Zhuang Brocade is one of the four famous Chinese brocades (the other three are: Yun Brocade from Nanjing, Shu Brocade from Sichuan Province, and Song Brocade from Suzhou). This splendid handicraft was originated in the Song Dynasty (960 – 1276 AD). They are woven with cotton, silk or flax threads into colorful patterns. Images of flowers, plants and animals are mostly adopted. The Brocade is very durable, and is widely used in making quilt covers, handbags, aprons, table-cloth, scarves, wall hangings, cushions, etc.
Another traditional handicraft of the Zhuang ethnic group is Xiuqiu (embroidery ball), a symbol of love and happiness. The balls are made of silk cloth, and have twelve connected petals. Each petal represents a month, and has an image of flowers, plants, or birds on it. The balls are typically red, yellow or green. Originally Xiuqiu are a love gift, a Zhuang girl will throw a Xiuqiu to a young man she admires to let him know that he is welcome to pursue her.
Zhuang people are monogamous. There are two forms of marriages, one is free love and the other is arranged marriage by parents. Normally the young men and women have enough freedom to choose whom they love. However, interference from parents is often seen. Both men and women are the labor force of the family, but only men have the right to inherit the family property.
There is one strange marriage custom among the Zhuang people – the wife stays away from her husband’s house after marriage. The wife will return to her parents’ the day after the wedding, and only during important festivals or busy farming seasons will she live temporarily at her husband’s. It is after the wife’s pregnancy that she begins to live permanently at her husband’s. Before that, the couple might have to live separately for 2 or 3 years, or even longer. This custom is nowadays thought to impair the relationship between the couple, and has gradually gone out of existence.
Zhuang people are fond of singing, and Zhuang areas are also famed as ‘the ocean of songs’. During slack farming seasons, holidays, festivals, or at weddings and funerals, Zhuang people will hold Gexu (singing fairs). On these occasions, young people from nearby villages will wear their finest costumes, and come together at Gexu to sing songs and meet their possible lover.
Besides sharing many festivals with the Han people, Zhuang people also have their own festivals and celebrations. Among them, the Ghost Festival and Singing Festival are the most important ones.
The Ghost Festival falls on July 14 on the lunar calendar, and is considered as the most important festival after the Spring Festival (January 1 on lunar calendar). It is for commemorating ancestors and the late family members. On this day, every family will stop farming, clean up the house, and gather around to prepare sacrifices. Sacrifices include duck meat (a must), rice, Ciba (glutinous rice cakes), fruits, among others.

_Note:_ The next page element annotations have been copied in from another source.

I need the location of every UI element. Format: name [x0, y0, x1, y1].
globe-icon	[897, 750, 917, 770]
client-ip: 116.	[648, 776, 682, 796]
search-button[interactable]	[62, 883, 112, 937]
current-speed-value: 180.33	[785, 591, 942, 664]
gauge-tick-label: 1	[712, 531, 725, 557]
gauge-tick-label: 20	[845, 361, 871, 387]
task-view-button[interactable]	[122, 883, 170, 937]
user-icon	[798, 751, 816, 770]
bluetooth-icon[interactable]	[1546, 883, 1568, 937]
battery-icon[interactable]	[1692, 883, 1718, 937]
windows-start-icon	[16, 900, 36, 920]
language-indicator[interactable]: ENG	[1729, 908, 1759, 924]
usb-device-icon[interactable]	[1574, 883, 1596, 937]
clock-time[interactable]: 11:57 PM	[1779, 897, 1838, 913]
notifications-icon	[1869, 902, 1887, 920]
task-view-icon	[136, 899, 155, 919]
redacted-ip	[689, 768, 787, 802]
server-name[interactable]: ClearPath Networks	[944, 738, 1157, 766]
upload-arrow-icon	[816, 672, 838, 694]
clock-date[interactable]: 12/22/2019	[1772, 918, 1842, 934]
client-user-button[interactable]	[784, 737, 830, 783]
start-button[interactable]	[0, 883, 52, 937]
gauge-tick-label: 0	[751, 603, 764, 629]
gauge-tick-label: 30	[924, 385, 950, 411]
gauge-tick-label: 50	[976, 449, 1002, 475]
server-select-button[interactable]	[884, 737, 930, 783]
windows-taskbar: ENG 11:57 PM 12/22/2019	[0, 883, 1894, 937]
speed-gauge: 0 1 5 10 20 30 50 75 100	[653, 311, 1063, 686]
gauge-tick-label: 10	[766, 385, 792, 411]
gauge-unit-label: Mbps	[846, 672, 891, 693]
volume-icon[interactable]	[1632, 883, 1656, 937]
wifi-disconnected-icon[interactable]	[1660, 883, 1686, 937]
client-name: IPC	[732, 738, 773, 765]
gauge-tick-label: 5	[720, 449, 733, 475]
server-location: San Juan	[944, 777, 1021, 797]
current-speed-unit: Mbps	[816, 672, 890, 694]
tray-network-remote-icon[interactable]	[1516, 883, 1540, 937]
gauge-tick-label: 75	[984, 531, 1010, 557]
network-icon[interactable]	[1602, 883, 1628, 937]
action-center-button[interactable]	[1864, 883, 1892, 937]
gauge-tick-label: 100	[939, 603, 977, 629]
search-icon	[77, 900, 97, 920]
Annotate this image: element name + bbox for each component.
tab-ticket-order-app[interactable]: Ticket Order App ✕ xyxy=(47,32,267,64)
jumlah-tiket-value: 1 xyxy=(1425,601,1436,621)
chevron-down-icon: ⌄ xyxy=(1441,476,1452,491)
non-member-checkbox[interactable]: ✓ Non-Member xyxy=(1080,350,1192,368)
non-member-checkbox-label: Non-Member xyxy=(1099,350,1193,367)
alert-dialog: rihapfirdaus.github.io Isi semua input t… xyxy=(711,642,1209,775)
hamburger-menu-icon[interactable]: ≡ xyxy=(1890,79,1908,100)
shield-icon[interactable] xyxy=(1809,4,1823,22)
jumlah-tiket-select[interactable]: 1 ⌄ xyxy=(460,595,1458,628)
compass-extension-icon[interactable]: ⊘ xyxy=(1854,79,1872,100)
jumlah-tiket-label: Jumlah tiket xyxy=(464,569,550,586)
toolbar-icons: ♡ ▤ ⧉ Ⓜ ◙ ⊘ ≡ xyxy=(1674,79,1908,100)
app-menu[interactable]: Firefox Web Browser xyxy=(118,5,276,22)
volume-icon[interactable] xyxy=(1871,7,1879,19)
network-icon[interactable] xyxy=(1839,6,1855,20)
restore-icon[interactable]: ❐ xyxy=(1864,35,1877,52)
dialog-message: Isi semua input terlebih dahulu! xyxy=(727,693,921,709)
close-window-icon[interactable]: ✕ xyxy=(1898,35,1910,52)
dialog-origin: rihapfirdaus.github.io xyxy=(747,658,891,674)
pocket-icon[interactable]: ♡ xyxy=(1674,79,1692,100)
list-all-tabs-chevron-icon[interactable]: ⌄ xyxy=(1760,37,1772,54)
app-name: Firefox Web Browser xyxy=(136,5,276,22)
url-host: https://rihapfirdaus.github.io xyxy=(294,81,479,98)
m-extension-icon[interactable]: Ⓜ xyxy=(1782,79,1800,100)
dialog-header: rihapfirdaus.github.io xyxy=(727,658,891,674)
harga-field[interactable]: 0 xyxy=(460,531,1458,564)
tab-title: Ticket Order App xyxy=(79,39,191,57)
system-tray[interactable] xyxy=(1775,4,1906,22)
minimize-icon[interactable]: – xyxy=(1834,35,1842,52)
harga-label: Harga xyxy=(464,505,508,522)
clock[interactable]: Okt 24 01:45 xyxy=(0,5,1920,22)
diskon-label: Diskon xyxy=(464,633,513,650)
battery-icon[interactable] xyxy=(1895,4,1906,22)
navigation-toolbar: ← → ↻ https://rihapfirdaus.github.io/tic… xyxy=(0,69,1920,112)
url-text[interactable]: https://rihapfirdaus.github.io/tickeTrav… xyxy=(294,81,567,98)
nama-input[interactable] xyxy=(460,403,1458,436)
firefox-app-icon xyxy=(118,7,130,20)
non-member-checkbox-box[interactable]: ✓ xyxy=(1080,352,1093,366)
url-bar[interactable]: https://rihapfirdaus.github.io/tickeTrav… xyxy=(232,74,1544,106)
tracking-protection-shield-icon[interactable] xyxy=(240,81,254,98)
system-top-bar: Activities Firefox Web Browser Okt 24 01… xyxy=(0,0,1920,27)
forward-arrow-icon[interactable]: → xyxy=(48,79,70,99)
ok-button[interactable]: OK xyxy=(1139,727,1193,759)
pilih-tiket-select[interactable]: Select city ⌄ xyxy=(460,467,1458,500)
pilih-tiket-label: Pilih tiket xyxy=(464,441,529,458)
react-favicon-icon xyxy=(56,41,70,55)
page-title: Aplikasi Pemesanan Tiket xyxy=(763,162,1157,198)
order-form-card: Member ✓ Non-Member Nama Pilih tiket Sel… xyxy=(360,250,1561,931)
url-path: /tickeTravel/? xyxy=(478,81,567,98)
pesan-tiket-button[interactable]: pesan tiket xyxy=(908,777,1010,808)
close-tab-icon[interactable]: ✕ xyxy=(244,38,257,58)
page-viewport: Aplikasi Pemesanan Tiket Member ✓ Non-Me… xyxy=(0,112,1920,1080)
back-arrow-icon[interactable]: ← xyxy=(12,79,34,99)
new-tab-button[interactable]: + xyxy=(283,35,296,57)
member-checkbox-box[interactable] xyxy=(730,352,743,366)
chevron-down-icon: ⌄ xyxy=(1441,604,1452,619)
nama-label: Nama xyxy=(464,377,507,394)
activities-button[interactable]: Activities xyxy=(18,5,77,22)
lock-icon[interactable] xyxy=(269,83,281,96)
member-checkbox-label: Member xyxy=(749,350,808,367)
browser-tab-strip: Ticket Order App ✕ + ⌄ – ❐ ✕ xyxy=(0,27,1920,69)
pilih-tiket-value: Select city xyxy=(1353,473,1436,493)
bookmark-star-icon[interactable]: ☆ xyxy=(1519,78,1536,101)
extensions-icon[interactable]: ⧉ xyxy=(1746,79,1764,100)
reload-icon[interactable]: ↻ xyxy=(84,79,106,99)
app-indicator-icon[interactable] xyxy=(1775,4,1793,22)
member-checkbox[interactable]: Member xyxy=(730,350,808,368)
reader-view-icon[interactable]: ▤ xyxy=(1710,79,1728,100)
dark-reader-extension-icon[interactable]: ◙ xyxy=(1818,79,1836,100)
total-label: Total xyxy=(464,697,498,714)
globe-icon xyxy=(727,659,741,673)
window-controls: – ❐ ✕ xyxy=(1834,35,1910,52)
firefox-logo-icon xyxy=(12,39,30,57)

After the sacrifices, family members will sit around at the table and have family dinner together.
The Singing festival, on March 3 on lunar calendar, is a traditional festival for commemoration of Liu Sanjie (Third Sister Liu), a legendary folk singer of Zhuang ethnic group in the Tang Dynasty (618 – 907 AD). She was well-known not only because of her beautiful singing, but also her courage in confronting with local tyrants. A 1960’s film depicting her stories made Liusanjie a household name across China.
On this day, people from nearby villages will come together to an open space to celebrate this joyous occasion. Five-colored glutinous rice, dyed eggs and many other dishes are prepared. This is also a good opportunity for the young people to find their lover. Adult singers sing to each other, and try to stump the other by creating lyrical lines that the other cannot match. If a girl and a boy fall in love, the girl will throw an embroidery ball to the boy, and the boy will present her a gift in return.